Mit einem ruhigen, aber dennoch sehr fesselnden Schreibstil erzählt die Autorin hier zwei Geschichten, deren Verbindung sich nach und nach dem Leser erschließt. Lucy Inglis gelingt es
dabei hervorragend, dem Leser zu vermitteln, wie Menschen auf neue Situationen reagieren.
Es gelingt ihr, den Zuschnitt der damaligen Zeit in ihre Geschichte einfließen zu lassen und dem Leser sinnlich erfahrbar zu machen. Ihre Figuren agieren dementsprechend authentisch. Entsprechend überzeugend beiläufig lässt sie Lokalkolorit des Mittleren Westens einfließen.
Die Spannung wird durch den Ablauf der Ereignisse stets aufrecht erhalten. Beide Liebesgeschichten bahnen sich zaghaft an. Gerade durch die Schüchternheit der Protagonistinnen und die derbe und zielgerichtete Art der männlichen Charaktere wirken auch diese sehr fesselnd auf den Leser.
Ein Jugendroman, der in allen Punkten vollends zu überzeugen weiß und der in jedes Bücherregal gehört. Absolute Leseempfehlung!

Buchzitate:

Was die „Lüsternheit“ betraf – darunter konnte ich mir beim besten Willen nicht viel vorstellen. Ich hatte zwar ein Lexikon, aber Mama hatte viele Worte darin ausgestrichen.

Zum ersten Mal in meinen sechzehn Jahren lebte ich ganz im Moment. Ich stand nicht länger unter dem Zwang, mich auf einen Tag vorzubereiten, der nicht kommen würde.

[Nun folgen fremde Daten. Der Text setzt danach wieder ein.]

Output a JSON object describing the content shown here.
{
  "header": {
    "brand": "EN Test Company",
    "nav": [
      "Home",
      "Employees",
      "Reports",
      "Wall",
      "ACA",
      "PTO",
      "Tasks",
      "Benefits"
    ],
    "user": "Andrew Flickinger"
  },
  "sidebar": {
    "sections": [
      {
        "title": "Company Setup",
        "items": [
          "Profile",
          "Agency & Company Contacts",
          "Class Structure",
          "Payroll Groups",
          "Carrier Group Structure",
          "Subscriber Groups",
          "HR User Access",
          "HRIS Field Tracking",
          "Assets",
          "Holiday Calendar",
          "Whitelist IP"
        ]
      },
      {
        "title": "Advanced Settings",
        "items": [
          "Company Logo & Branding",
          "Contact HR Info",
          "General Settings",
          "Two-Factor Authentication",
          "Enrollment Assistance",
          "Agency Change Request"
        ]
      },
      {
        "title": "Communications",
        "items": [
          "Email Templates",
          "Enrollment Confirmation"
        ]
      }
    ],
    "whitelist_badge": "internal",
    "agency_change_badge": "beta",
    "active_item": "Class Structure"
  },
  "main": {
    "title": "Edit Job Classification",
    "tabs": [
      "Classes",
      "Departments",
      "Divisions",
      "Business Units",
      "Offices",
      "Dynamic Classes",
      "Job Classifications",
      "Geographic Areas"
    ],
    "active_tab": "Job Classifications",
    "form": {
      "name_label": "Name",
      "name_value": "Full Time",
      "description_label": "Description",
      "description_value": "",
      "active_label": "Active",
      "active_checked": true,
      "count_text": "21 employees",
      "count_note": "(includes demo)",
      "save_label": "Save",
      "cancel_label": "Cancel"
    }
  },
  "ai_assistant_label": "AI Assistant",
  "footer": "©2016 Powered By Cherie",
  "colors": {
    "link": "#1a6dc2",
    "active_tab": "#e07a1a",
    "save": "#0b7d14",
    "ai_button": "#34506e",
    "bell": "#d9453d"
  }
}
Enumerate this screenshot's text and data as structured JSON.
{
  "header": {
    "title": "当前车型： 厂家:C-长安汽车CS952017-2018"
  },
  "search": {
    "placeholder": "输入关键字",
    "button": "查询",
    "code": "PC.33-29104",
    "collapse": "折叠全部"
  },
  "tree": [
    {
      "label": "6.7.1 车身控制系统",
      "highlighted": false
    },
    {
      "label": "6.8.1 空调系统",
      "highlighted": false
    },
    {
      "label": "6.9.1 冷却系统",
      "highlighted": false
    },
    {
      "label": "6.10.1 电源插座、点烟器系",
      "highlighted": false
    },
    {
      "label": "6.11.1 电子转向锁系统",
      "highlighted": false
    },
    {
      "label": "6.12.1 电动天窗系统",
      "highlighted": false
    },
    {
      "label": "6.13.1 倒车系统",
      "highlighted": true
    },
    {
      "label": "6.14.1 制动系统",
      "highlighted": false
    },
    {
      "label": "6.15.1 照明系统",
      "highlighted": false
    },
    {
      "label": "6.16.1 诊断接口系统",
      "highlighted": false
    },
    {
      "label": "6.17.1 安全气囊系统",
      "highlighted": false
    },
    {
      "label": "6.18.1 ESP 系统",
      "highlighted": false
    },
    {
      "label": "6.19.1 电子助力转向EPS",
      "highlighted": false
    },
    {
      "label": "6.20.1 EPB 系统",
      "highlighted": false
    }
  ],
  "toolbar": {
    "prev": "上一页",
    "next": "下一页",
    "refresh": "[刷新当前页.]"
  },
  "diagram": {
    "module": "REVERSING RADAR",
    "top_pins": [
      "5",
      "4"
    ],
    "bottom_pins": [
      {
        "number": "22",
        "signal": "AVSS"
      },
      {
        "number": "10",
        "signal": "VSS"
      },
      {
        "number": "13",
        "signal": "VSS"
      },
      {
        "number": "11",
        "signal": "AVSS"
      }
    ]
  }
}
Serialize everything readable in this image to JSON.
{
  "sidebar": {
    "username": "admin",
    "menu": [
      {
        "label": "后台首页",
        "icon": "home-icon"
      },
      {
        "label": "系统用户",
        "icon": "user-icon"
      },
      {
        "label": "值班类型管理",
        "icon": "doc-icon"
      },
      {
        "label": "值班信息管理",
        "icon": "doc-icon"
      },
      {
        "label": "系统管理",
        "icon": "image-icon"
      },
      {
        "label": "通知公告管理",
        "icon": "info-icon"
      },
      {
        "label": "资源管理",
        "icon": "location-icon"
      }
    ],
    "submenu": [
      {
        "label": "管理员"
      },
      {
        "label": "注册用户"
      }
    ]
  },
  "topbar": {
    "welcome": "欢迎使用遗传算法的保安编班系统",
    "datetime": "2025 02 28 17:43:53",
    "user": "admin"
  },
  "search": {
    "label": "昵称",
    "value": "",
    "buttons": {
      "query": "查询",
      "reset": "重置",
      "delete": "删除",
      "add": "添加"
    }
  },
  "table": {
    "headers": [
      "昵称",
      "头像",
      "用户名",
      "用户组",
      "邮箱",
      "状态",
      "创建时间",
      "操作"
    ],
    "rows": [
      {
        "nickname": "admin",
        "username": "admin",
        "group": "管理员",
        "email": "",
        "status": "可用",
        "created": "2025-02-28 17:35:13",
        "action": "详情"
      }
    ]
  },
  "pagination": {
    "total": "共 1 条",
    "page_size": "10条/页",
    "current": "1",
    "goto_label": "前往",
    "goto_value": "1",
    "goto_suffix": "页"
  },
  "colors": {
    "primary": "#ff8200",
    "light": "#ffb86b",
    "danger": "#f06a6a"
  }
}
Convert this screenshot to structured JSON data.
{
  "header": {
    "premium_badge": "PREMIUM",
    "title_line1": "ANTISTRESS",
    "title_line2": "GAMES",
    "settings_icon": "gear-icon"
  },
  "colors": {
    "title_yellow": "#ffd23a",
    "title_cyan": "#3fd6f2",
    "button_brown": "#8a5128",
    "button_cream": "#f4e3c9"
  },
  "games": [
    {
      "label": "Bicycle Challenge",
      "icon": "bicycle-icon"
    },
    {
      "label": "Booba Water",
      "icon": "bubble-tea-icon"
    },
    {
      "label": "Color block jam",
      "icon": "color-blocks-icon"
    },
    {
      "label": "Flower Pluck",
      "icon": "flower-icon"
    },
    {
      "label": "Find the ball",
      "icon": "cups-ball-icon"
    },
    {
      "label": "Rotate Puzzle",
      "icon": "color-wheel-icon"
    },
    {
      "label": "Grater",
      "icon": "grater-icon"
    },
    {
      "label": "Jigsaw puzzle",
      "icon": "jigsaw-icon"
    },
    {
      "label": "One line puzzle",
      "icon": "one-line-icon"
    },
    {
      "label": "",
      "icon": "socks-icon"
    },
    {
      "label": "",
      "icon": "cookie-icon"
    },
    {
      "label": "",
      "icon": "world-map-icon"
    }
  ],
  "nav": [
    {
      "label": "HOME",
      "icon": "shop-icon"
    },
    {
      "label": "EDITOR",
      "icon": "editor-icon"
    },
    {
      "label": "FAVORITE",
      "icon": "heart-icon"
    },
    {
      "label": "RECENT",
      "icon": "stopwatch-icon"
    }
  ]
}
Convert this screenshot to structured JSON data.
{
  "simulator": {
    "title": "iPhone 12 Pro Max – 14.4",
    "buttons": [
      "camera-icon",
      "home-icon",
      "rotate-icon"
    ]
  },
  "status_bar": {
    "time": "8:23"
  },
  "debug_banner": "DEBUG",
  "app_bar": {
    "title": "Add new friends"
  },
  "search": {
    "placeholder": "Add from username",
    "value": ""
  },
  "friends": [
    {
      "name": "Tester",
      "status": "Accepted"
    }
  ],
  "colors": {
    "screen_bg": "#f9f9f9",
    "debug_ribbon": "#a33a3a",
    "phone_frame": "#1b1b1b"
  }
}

Ich musste nichts an mir verändern oder verbessern, um anderen zu gefallen.

Hab ihr gesagt, dass du mich keinen Penny gekostet hast, nur meinen Seelenfrieden und mein Bett.

Wenn er mal stillsitzt, was selten vorkommt, beobachtet er die Welt mit Augen, die alles sehen, als bewegte sich die Zeit um ihn, und nicht er sich in der Zeit.